With a pot of £800,000 United, who have been subsidising away tickets by £5 for several years, could knock £15 off the price of a ticket for every one of their fans who attends an away game.

The vast size of that new TV deal means that the cost each club was committing would represent a minuscule percentage of their increased broadcast revenues for next season.

Stipulating that each club must use the away fund money to subsidise tickets for its own fans is important. To date, some have used the away travel pot to spruce up their away ends: work they might have carried out anyway. Rules governing how the money is spent are very vague.

It’s even been used to produce guides to a club’s local area. The traditional reticence of Swansea City, who have not wanted to sign up to a scheme which could see their own fans paying more than visitors, must also be resisted.

On their travels, the club’s own fans will gain too and failing to see that point is short-sighted. A little intelligence and flexibility in how the subsidies work could also make all the difference.

A club might put a higher percentage of the £800,000 pot towards subsidising expensive Arsenal tickets than helping with a cheaper away trip.

The furore over the £30 cap idea – which clubs will never agree on – has also obscured two other iniquitous aspects of the away fan experience.

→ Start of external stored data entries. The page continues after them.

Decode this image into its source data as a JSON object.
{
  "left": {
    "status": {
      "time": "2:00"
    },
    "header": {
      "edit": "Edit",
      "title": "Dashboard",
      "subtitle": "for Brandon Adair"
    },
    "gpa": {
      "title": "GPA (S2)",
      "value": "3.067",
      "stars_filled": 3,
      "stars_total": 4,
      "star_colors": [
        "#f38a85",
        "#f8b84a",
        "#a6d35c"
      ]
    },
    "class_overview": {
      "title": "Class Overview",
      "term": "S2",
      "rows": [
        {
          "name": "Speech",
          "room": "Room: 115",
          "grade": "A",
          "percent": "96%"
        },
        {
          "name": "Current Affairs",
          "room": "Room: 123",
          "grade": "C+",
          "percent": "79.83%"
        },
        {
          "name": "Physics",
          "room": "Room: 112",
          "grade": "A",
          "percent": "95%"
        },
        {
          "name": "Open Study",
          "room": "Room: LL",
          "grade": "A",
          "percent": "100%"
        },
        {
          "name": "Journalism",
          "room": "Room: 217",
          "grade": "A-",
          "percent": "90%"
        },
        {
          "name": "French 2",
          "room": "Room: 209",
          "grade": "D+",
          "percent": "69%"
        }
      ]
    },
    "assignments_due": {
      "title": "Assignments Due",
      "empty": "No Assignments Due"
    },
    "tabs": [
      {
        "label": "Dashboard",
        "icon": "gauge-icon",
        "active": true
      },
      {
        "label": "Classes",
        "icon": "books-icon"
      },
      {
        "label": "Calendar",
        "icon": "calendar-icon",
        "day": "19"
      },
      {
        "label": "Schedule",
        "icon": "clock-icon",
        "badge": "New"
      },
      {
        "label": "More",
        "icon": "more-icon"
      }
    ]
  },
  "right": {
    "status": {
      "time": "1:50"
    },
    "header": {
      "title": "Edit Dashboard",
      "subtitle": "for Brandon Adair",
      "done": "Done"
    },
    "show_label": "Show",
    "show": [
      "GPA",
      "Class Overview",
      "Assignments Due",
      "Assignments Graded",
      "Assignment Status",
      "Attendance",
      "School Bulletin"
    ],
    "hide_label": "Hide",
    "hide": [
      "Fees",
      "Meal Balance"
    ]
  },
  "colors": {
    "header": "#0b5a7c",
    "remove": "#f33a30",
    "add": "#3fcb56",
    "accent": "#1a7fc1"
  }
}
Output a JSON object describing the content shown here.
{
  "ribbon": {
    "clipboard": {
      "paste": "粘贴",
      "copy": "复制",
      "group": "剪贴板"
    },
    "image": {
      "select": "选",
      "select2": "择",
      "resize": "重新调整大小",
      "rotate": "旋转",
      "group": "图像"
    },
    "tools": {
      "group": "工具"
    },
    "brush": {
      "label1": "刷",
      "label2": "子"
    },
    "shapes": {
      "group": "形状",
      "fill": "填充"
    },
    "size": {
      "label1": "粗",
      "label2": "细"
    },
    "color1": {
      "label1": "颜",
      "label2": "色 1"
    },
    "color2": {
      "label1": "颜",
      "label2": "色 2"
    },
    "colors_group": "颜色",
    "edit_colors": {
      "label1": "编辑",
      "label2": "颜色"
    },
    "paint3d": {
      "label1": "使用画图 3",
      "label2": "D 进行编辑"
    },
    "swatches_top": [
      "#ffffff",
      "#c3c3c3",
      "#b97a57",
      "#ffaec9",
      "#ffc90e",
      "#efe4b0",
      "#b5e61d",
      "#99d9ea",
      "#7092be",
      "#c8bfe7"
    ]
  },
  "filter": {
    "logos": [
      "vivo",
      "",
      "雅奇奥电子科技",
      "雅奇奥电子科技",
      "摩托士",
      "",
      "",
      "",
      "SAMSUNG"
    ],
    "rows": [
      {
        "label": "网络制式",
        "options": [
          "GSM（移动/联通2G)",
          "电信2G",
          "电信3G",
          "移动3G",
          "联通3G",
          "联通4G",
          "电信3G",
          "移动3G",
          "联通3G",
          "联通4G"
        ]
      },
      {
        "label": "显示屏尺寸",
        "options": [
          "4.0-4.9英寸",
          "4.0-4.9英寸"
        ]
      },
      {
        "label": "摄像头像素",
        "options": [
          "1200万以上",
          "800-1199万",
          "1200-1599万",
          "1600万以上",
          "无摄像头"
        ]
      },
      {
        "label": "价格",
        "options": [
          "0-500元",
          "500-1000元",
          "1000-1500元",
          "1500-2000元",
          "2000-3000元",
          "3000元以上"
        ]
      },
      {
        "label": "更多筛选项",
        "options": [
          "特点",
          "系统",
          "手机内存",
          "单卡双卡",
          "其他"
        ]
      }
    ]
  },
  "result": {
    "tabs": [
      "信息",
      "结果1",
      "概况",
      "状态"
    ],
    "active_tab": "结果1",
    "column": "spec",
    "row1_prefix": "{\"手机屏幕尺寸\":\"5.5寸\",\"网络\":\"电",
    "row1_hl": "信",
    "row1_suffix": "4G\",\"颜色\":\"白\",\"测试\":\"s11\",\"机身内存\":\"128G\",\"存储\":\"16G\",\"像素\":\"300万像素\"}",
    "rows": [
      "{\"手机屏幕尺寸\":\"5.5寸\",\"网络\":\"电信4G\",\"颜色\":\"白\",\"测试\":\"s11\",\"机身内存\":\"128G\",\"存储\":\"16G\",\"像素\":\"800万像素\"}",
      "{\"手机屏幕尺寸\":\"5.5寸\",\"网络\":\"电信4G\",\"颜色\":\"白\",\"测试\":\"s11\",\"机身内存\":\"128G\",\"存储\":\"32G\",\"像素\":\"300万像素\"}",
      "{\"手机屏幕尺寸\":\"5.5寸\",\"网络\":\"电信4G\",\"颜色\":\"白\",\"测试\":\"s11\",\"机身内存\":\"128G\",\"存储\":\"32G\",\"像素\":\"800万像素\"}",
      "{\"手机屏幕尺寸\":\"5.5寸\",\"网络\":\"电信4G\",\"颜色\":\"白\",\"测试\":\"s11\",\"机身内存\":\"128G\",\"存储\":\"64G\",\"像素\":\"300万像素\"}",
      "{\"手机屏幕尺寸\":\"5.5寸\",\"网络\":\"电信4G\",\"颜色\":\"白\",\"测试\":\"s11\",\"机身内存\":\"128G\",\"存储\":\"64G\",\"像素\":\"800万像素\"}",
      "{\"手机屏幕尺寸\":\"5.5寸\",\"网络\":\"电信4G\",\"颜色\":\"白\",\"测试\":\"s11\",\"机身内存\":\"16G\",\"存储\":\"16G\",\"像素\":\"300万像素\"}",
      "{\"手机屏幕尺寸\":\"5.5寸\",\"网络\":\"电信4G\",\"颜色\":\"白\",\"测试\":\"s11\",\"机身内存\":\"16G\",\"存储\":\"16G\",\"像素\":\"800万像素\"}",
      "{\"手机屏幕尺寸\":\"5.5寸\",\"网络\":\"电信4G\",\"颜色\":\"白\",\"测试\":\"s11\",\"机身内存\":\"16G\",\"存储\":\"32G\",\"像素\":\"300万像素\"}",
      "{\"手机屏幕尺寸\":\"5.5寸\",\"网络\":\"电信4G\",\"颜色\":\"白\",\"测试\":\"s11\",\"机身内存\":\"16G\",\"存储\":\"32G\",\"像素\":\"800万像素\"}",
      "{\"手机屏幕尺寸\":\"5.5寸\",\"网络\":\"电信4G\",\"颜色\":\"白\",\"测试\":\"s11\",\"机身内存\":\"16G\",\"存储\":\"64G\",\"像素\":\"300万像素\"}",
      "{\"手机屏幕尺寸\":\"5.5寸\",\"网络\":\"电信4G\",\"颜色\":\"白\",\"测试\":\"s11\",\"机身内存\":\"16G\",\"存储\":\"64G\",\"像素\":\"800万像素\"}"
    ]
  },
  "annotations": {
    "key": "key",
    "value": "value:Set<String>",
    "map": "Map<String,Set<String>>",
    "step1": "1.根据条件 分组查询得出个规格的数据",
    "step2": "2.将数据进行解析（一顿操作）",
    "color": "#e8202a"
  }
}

Price categorisation, by which small clubs hike up their prices substantially when a United or Arsenal are in town.

And the unacceptable practice by some clubs, Newcastle and Sunderland amongst them, to shift away fans up to the highest point of stands.

It’s anyone’s guess what the legendary Liverpool manager of ’77 would have thought of supporters heading for the Anfield exit with a game three-quarters played.

“If clubs are going to be paying their top players higher and higher wages, the money has to come from somewhere,” Paisley once said.

“But it should not be squeezed from the supporter. The game belongs to the ordinary man in the street and if it were to price itself out of his reach it would perish.” Football lost touch with that sentiment long ago.

Arsenal’s £64 question: away fans’ ticket prices

The most expensive away trip for Premier League fans is to watch Arsenal – with visiting supporters having to shell out £64 to take a seat at the Emirates. Bayern Munich supporters boycotted the opening minutes of a Champions League match there last October in protest.

West Ham (£60), Chelsea (£59), Manchester City (£58), Manchester United (£55) and Tottenham (£54) are the next most expensive, while the cheapest top-flight seats for adult away fans at top-category matches are at Bournemouth (£33), Watford (£36) and Newcastle, Sunderland and West Brom (all £39).